Nos corredores, a avaliação é quase unânime. A química de um casal na apresentação traz mais leveza, equilíbrio e amplia a identificação com o público. Existe uma sensação de que o domingo à noite pede essa dinâmica mais complementar, algo que, segundo fontes, faz falta na atual fase do programa.

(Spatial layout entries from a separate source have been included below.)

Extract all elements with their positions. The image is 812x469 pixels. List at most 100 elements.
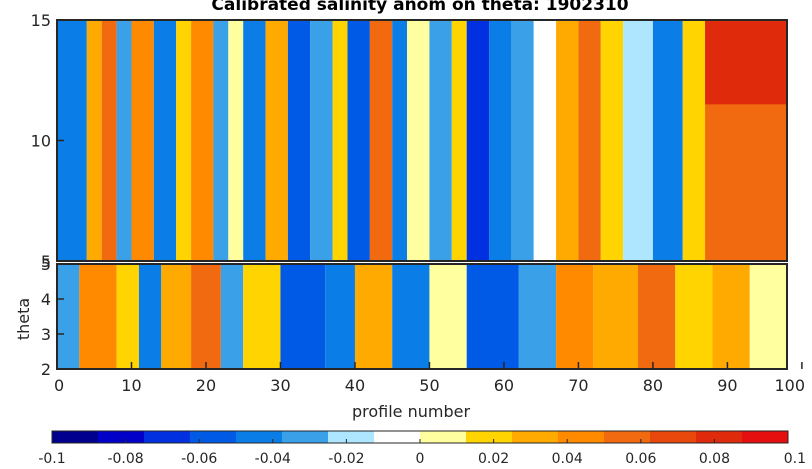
color-band <box>280 264 326 369</box>
upper-color-bands <box>57 20 787 261</box>
y-tick-label: 10 <box>31 132 51 151</box>
colorbar-tick-label: -0.04 <box>255 451 291 467</box>
color-band-upper <box>705 20 787 105</box>
x-tick-label: 60 <box>494 376 514 395</box>
y-tick-label: 5 <box>41 252 51 271</box>
colorbar-segment <box>52 431 99 443</box>
colorbar-segment <box>328 431 375 443</box>
color-band <box>429 20 452 261</box>
color-band <box>638 264 676 369</box>
y-tick-label: 5 <box>41 255 51 274</box>
color-band <box>578 20 601 261</box>
colorbar-segment <box>466 431 513 443</box>
y-tick-label: 3 <box>41 325 51 344</box>
colorbar-segment <box>374 431 421 443</box>
color-band <box>191 20 214 261</box>
color-band <box>325 264 355 369</box>
colorbar-segment <box>742 431 789 443</box>
color-band <box>518 264 557 369</box>
colorbar-segment <box>558 431 605 443</box>
color-band <box>86 20 102 261</box>
color-band <box>191 264 221 369</box>
colorbar-tick-label: 0 <box>416 451 425 467</box>
color-band <box>466 20 490 261</box>
color-band <box>220 264 244 369</box>
color-band <box>749 264 787 369</box>
x-tick-label: 70 <box>568 376 588 395</box>
color-band <box>712 264 750 369</box>
y-tick-label: 2 <box>41 360 51 379</box>
colorbar-tick-label: -0.08 <box>107 451 143 467</box>
color-band <box>451 20 467 261</box>
color-band <box>600 20 624 261</box>
color-band <box>354 264 393 369</box>
colorbar-tick-label: 0.04 <box>552 451 583 467</box>
colorbar-segment <box>282 431 329 443</box>
colorbar-segment <box>696 431 743 443</box>
x-tick-label: 40 <box>345 376 365 395</box>
colorbar-tick-label: 0.06 <box>625 451 656 467</box>
color-band <box>131 20 154 261</box>
color-band <box>243 20 266 261</box>
color-band <box>176 20 192 261</box>
color-band <box>57 264 80 369</box>
color-band <box>369 20 393 261</box>
color-band <box>556 264 594 369</box>
x-axis-label: profile number <box>352 402 470 421</box>
color-band <box>213 20 229 261</box>
color-band <box>310 20 333 261</box>
lower-plot: 2 3 4 5 0 10 20 30 40 50 60 70 80 90 100 <box>41 255 805 395</box>
color-band <box>593 264 639 369</box>
color-band <box>287 20 311 261</box>
lower-plot-frame <box>56 263 788 370</box>
color-band <box>675 264 713 369</box>
color-band <box>466 264 519 369</box>
colorbar-tick-label: -0.1 <box>38 451 65 467</box>
color-band <box>347 20 370 261</box>
x-tick-label: 20 <box>196 376 216 395</box>
color-band <box>392 20 408 261</box>
x-axis: 0 10 20 30 40 50 60 70 80 90 100 <box>54 362 805 395</box>
color-band <box>265 20 288 261</box>
color-band <box>116 20 132 261</box>
color-band <box>556 20 579 261</box>
color-band <box>489 20 512 261</box>
color-band <box>138 264 162 369</box>
colorbar-segment <box>420 431 467 443</box>
colorbar-segment <box>190 431 237 443</box>
color-band <box>392 264 430 369</box>
colorbar-segment <box>512 431 559 443</box>
color-band <box>116 264 139 369</box>
lower-y-axis: 2 3 4 5 <box>41 255 64 379</box>
x-tick-label: 80 <box>643 376 663 395</box>
color-band <box>228 20 244 261</box>
colorbar-tick-label: 0.1 <box>784 451 806 467</box>
color-band <box>79 264 117 369</box>
colorbar-tick-label: 0.02 <box>478 451 509 467</box>
color-band <box>511 20 534 261</box>
colorbar-segment <box>144 431 191 443</box>
color-band <box>153 20 177 261</box>
y-axis-label: theta <box>14 298 33 340</box>
colorbar-segment <box>650 431 697 443</box>
lower-color-bands <box>57 264 787 369</box>
colorbar-tick-label: -0.02 <box>328 451 364 467</box>
y-tick-label: 4 <box>41 290 51 309</box>
colorbar-tick-label: 0.08 <box>699 451 730 467</box>
color-band <box>161 264 192 369</box>
color-band <box>652 20 683 261</box>
x-tick-label: 10 <box>121 376 141 395</box>
x-tick-label: 100 <box>774 376 805 395</box>
chart-title: Calibrated salinity anom on theta: 19023… <box>211 0 628 15</box>
x-tick-label: 90 <box>717 376 737 395</box>
upper-y-axis: 5 10 15 <box>31 11 64 271</box>
color-band <box>623 20 653 261</box>
color-band <box>533 20 557 261</box>
colorbar-tick-label: -0.06 <box>181 451 217 467</box>
upper-plot: 5 10 15 <box>31 11 788 271</box>
colorbar-segment <box>236 431 283 443</box>
color-band <box>332 20 348 261</box>
colorbar: -0.1 -0.08 -0.06 -0.04 -0.02 0 0.02 0.04 0.06 0.0… <box>38 430 806 467</box>
color-band <box>682 20 706 261</box>
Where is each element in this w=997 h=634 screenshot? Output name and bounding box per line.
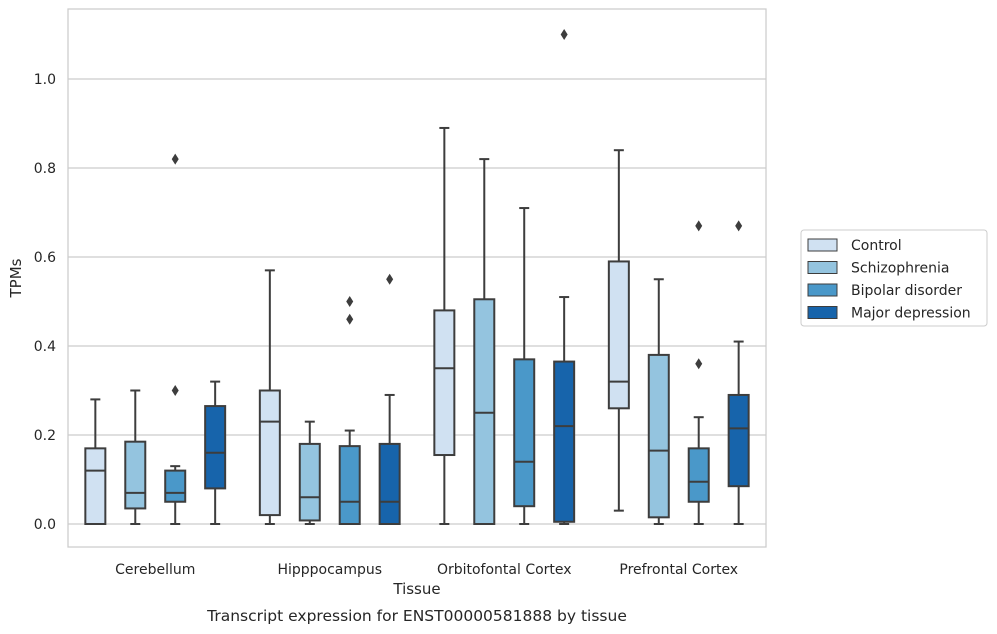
- box-schizophrenia-cerebellum: [124, 389, 147, 525]
- box-iqr: [473, 298, 496, 525]
- outlier-point: [695, 220, 703, 232]
- box-iqr: [338, 445, 361, 525]
- box-iqr: [647, 353, 670, 519]
- box-control-prefrontal-cortex: [607, 149, 630, 512]
- box-iqr: [553, 360, 576, 523]
- box-major-depression-orbitofontal-cortex: [553, 29, 576, 525]
- legend-swatch-bipolar-disorder: [807, 283, 838, 297]
- legend-label-major-depression: Major depression: [851, 306, 971, 322]
- box-iqr: [727, 393, 750, 488]
- box-schizophrenia-hipppocampus: [298, 420, 321, 525]
- box-iqr: [433, 309, 456, 457]
- box-iqr: [378, 442, 401, 525]
- x-tick-label: Prefrontal Cortex: [619, 562, 738, 578]
- box-iqr: [84, 447, 107, 526]
- legend-swatch-schizophrenia: [807, 261, 838, 274]
- chart-title: Transcript expression for ENST0000058188…: [206, 607, 627, 625]
- box-iqr: [164, 469, 187, 503]
- y-tick-label: 0.4: [34, 339, 56, 355]
- box-bipolar-disorder-hipppocampus: [338, 296, 361, 525]
- box-iqr: [687, 447, 710, 503]
- outlier-point: [346, 313, 354, 325]
- y-tick-label: 0.8: [34, 161, 56, 177]
- box-major-depression-hipppocampus: [378, 273, 401, 525]
- x-tick-label: Orbitofontal Cortex: [437, 562, 572, 578]
- x-tick-labels: Cerebellum Hipppocampus Orbitofontal Corte…: [115, 562, 738, 578]
- box-major-depression-cerebellum: [204, 380, 227, 525]
- box-iqr: [607, 260, 630, 410]
- legend-label-bipolar-disorder: Bipolar disorder: [851, 283, 962, 299]
- x-tick-label: Hipppocampus: [277, 562, 382, 578]
- box-bipolar-disorder-orbitofontal-cortex: [513, 207, 536, 525]
- y-tick-labels: 0.0 0.2 0.4 0.6 0.8 1.0: [34, 72, 56, 533]
- y-tick-label: 0.6: [34, 250, 56, 266]
- grid-lines: [68, 78, 766, 525]
- y-tick-label: 0.2: [34, 428, 56, 444]
- box-plot-series: [84, 29, 750, 526]
- box-iqr: [204, 405, 227, 490]
- box-iqr: [258, 389, 281, 517]
- box-major-depression-prefrontal-cortex: [727, 220, 750, 525]
- box-control-cerebellum: [84, 398, 107, 526]
- outlier-point: [386, 273, 394, 285]
- y-tick-label: 0.0: [34, 517, 56, 533]
- y-axis-label: TPMs: [7, 258, 25, 298]
- plot-area-frame: [67, 8, 767, 548]
- outlier-point: [171, 385, 179, 396]
- x-tick-label: Cerebellum: [115, 562, 195, 578]
- legend-swatch-control: [807, 238, 838, 252]
- outlier-point: [735, 220, 743, 232]
- legend-label-schizophrenia: Schizophrenia: [851, 261, 949, 277]
- y-tick-label: 1.0: [34, 72, 56, 88]
- legend-frame: [800, 229, 988, 327]
- box-iqr: [298, 442, 321, 522]
- box-control-orbitofontal-cortex: [433, 126, 456, 525]
- legend: Control Schizophrenia Bipolar disorder Majo…: [800, 229, 988, 327]
- box-iqr: [124, 440, 147, 510]
- box-schizophrenia-orbitofontal-cortex: [473, 158, 496, 525]
- outlier-point: [346, 296, 354, 307]
- box-iqr: [513, 358, 536, 508]
- legend-label-control: Control: [851, 238, 902, 254]
- outlier-point: [695, 358, 703, 370]
- box-bipolar-disorder-cerebellum: [164, 153, 187, 525]
- x-axis-label: Tissue: [392, 580, 440, 598]
- outlier-point: [560, 29, 568, 40]
- box-schizophrenia-prefrontal-cortex: [647, 278, 670, 525]
- box-bipolar-disorder-prefrontal-cortex: [687, 220, 710, 525]
- outlier-point: [171, 153, 179, 165]
- legend-swatch-major-depression: [807, 306, 838, 319]
- box-control-hipppocampus: [258, 269, 281, 525]
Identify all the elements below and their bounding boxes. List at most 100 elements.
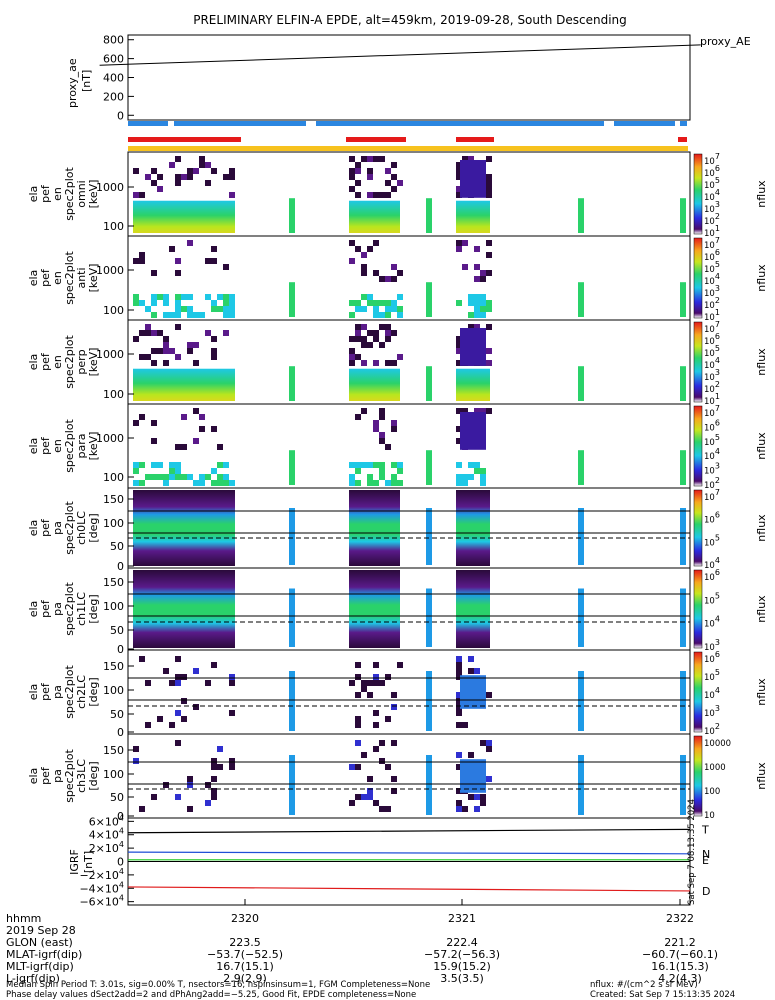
flux-cell [181,444,187,450]
igrf-ytick-label: 6×104 [89,813,124,828]
spectrum-cell [229,480,235,486]
flux-cell [373,240,379,246]
flux-cell [480,276,486,282]
colorbar-tick-label: 103 [704,704,720,719]
pa-cell [373,800,379,806]
ylabel-line: en [51,439,64,453]
thin-strip [426,366,432,401]
spectrum-cell [157,474,163,480]
ylabel-line: ela [27,354,40,371]
figure-title: PRELIMINARY ELFIN-A EPDE, alt=459km, 201… [193,13,627,27]
colorbar-tick-label: 106 [704,511,720,526]
flux-cell [355,162,361,168]
flux-cell [355,354,361,360]
spectrum-cell [367,300,373,306]
ytick-label: 100 [103,684,124,697]
spectrum-cell [163,294,169,300]
spectrum-cell [486,300,492,306]
spectrum-cell [373,300,379,306]
blue-segment [174,121,306,126]
flux-cell [193,408,199,414]
ylabel-line: [keV] [87,432,100,461]
ylabel-line: pef [39,184,52,203]
flux-cell [175,270,181,276]
ae-ytick-label: 600 [103,53,124,66]
ylabel-line: [keV] [87,180,100,209]
xtick-label: 2320 [231,912,259,925]
pa-cell [169,680,175,686]
spectrum-cell [468,312,474,318]
ylabel-line: para [75,434,88,459]
ae-ytick-label: 800 [103,34,124,47]
spectrum-cell [151,462,157,468]
blue-segment [614,121,675,126]
colorbar-tick-label: 104 [704,686,720,701]
flux-cell [145,354,151,360]
pa-cell [211,662,217,668]
spectrum-cell [480,480,486,486]
spectrum-cell [349,474,355,480]
spectrum-cell [361,462,367,468]
flux-cell [181,174,187,180]
spectrum-cell [480,306,486,312]
flux-cell [391,162,397,168]
footer-line1: Median Spin Period T: 3.01s, sig=0.00% T… [6,980,430,990]
flux-cell [462,156,468,162]
spectrum-band [133,200,235,233]
spectrum-cell [211,480,217,486]
flux-cell [385,180,391,186]
ae-ytick-label: 200 [103,90,124,103]
spectrum-cell [151,312,157,318]
ylabel-line: pef [39,352,52,371]
pa-cell [211,788,217,794]
spectrum-cell [211,468,217,474]
flux-cell [157,186,163,192]
ae-series-line [99,44,701,66]
pa-cell [456,662,462,668]
flux-cell [367,192,373,198]
flux-cell [486,192,492,198]
ylabel-line: spec2plot [63,335,76,389]
flux-cell [379,432,385,438]
ylabel-line: spec2plot [63,167,76,221]
colorbar-tick-label: 10 [704,811,715,821]
pa-cell [373,680,379,686]
flux-cell [456,426,462,432]
flux-cell [229,174,235,180]
ylabel-line: ela [27,601,40,618]
ylabel-line: ela [27,270,40,287]
igrf-ytick-label: −6×104 [79,894,124,909]
spectrum-cell [480,294,486,300]
flux-cell [187,342,193,348]
spectrum-cell [379,468,385,474]
pa-cell [462,806,468,812]
spectrum-cell [169,312,175,318]
flux-cell [139,414,145,420]
blue-segment [128,121,168,126]
pa-cell [385,764,391,770]
thin-strip [426,755,432,815]
flux-cell [391,174,397,180]
pa-cell [175,674,181,680]
spectrum-cell [175,468,181,474]
pa-cell [474,806,480,812]
pa-cell [349,680,355,686]
pa-cell [367,680,373,686]
ylabel-line: ch3LC [75,759,88,793]
flux-cell [468,324,474,330]
flux-cell [391,264,397,270]
spectrum-cell [349,462,355,468]
flux-cell [133,336,139,342]
pa-cell [373,662,379,668]
thin-strip [578,282,584,317]
ylabel-line: pef [39,599,52,618]
flux-cell [151,168,157,174]
spectrum-cell [397,462,403,468]
ylabel-line: spec2plot [63,749,76,803]
spectrum-cell [391,480,397,486]
flux-cell [373,156,379,162]
spectrum-cell [133,300,139,306]
flux-cell [349,258,355,264]
spectrum-cell [181,474,187,480]
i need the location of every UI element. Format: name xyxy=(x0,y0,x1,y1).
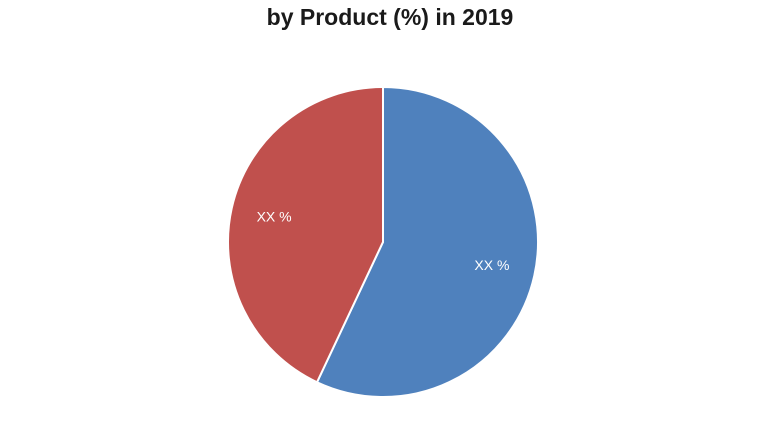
chart-title: by Product (%) in 2019 xyxy=(266,4,514,30)
pie-slice-2 xyxy=(227,85,384,384)
pie-slice-1 xyxy=(315,85,539,398)
slice-label-1: XX % xyxy=(474,257,509,273)
slice-label-2: XX % xyxy=(257,208,292,224)
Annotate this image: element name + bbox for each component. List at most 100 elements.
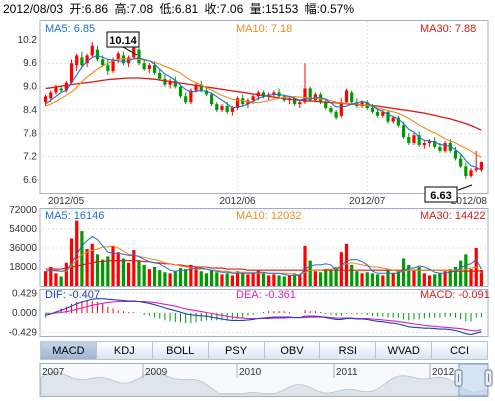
quote-change-label: 幅: [305,1,320,16]
volume-bar [184,269,188,286]
volume-bar [137,260,141,286]
navigator-year-label: 2010 [239,367,262,378]
volume-tick-label: 36000 [9,243,37,254]
candle-body [453,150,458,159]
price-ma5-legend: MA5: 6.85 [45,23,95,35]
macd-dif-legend: DIF: -0.407 [45,289,100,301]
candle-body [376,111,380,116]
volume-tick-label: 72000 [9,205,37,216]
tab-kdj[interactable]: KDJ [96,341,153,360]
tab-cci[interactable]: CCI [432,341,488,360]
candle-body [251,96,255,101]
candle-body [241,98,245,105]
candle-body [324,102,328,108]
volume-bar [121,258,126,286]
volume-bar [163,272,167,286]
price-tick-label: 8.4 [23,105,37,116]
navigator-selection[interactable] [458,363,489,397]
quote-change: 0.57% [320,2,354,16]
candle-body [132,47,136,58]
quote-open: 6.86 [85,2,109,16]
candle-body [152,65,157,73]
volume-bar [90,243,94,286]
volume-bar [251,272,255,286]
tab-boll[interactable]: BOLL [152,341,209,360]
candle-body [360,102,364,107]
candle-body [168,80,172,85]
volume-bar [329,270,333,286]
candle-body [49,92,53,99]
min-price-label: 6.63 [430,190,451,202]
axis-labels: 10.2 9.6 9.0 8.4 7.8 7.2 6.6 2012/05 2012/06 2012… [9,35,488,339]
volume-bar [293,273,297,286]
volume-bar [235,271,240,286]
volume-ma30-line [45,260,482,272]
candle-body [381,111,385,116]
volume-tick-label: 54000 [9,224,37,235]
volume-bar [469,269,473,286]
volume-bar [318,272,323,286]
navigator-left-handle[interactable] [454,369,463,387]
volume-bar [438,273,442,286]
quote-close-label: 收: [205,2,220,16]
volume-bar [106,256,110,286]
candle-body [199,84,203,91]
volume-bar [95,254,100,286]
candle-body [246,100,250,105]
quote-date: 2012/08/03 [3,2,63,16]
volume-bar [126,262,131,286]
volume-bar [189,264,193,286]
price-tick-label: 9.6 [23,58,37,69]
tab-psy[interactable]: PSY [208,341,265,360]
tab-obv[interactable]: OBV [264,341,321,360]
candle-body [422,143,426,145]
price-ma5-line [45,54,482,171]
date-tick-label: 2012/07 [349,196,386,207]
volume-bar [448,269,452,286]
quote-header: 2012/08/03 开:6.86 高:7.08 低:6.81 收:7.06 量… [3,1,354,16]
candle-body [220,106,224,110]
volume-bar [101,259,105,286]
candle-body [137,49,141,64]
candle-body [459,158,463,167]
price-ma30-legend: MA30: 7.88 [420,23,476,35]
candle-body [464,166,468,177]
volume-bar [422,273,426,286]
tab-rsi[interactable]: RSI [320,341,377,360]
macd-plot [45,298,482,336]
volume-bar [142,264,146,286]
candle-body [147,65,151,70]
candle-body [261,92,266,97]
volume-bar [350,264,354,286]
volume-bar [386,270,390,286]
volume-bar [85,249,89,286]
volume-bar [339,252,343,286]
navigator-year-label: 2007 [42,367,65,378]
volume-bar [204,273,209,286]
macd-tick-label: -0.429 [9,328,38,339]
candle-body [85,55,89,64]
tab-macd[interactable]: MACD [40,341,97,360]
volume-bar [256,270,260,286]
candle-body [95,49,100,60]
candle-body [407,137,411,144]
price-plot [43,42,484,179]
navigator-right-handle[interactable] [484,369,493,387]
volume-bar [116,252,120,286]
candle-body [401,125,406,138]
volume-bar [303,245,307,286]
quote-high-label: 高: [114,1,129,16]
volume-bar [75,220,79,286]
volume-bar [272,274,276,286]
volume-bar [365,272,369,286]
tab-wvad[interactable]: WVAD [376,341,433,360]
volume-bar [344,243,349,286]
volume-bar [417,267,421,286]
candle-body [417,135,421,145]
candle-body [350,92,354,103]
candle-body [339,102,343,116]
volume-bar [64,262,68,286]
candle-body [391,117,395,122]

A insistência em manter duas mulheres à frente da atração tem sido vista como um caminho que ainda não se consolidou em audiência. E os números, que vêm oscilando, só reforçam essa discussão interna. Para muitos, incluir uma presença masculina na bancada não é apenas estética, mas estratégica: aproxima o público masculino e equilibra a narrativa dos temas abordados.
Nesse cenário, o nome de Maju Coutinho volta ao centro das conversas — e não exatamente de forma positiva. Há quem diga que ela destoa do estilo atual do programa. Nos bastidores, cresce a percepção de que seu perfil conversa mais com reportagens especiais do que com a condução principal da atração.
E não para por aí. Existe também um movimento silencioso que enxerga Maju com mais potencial no entretenimento. A própria jornalista já declarou, em outras ocasiões, o desejo de migrar para esse universo. Internamente, surgem ideias de encaixá-la em projetos mais leves, como participações em programas de debate ou até em formatos próximos ao estilo do Saia Justa — onde poderia explorar uma nova faceta.
Enquanto isso, Poliana segue firme. Atual, segura e cada vez mais confortável no comando, especialmente quando dividindo a cena com um homem ao lado. A combinação, ao que tudo indica, agrada — e muito.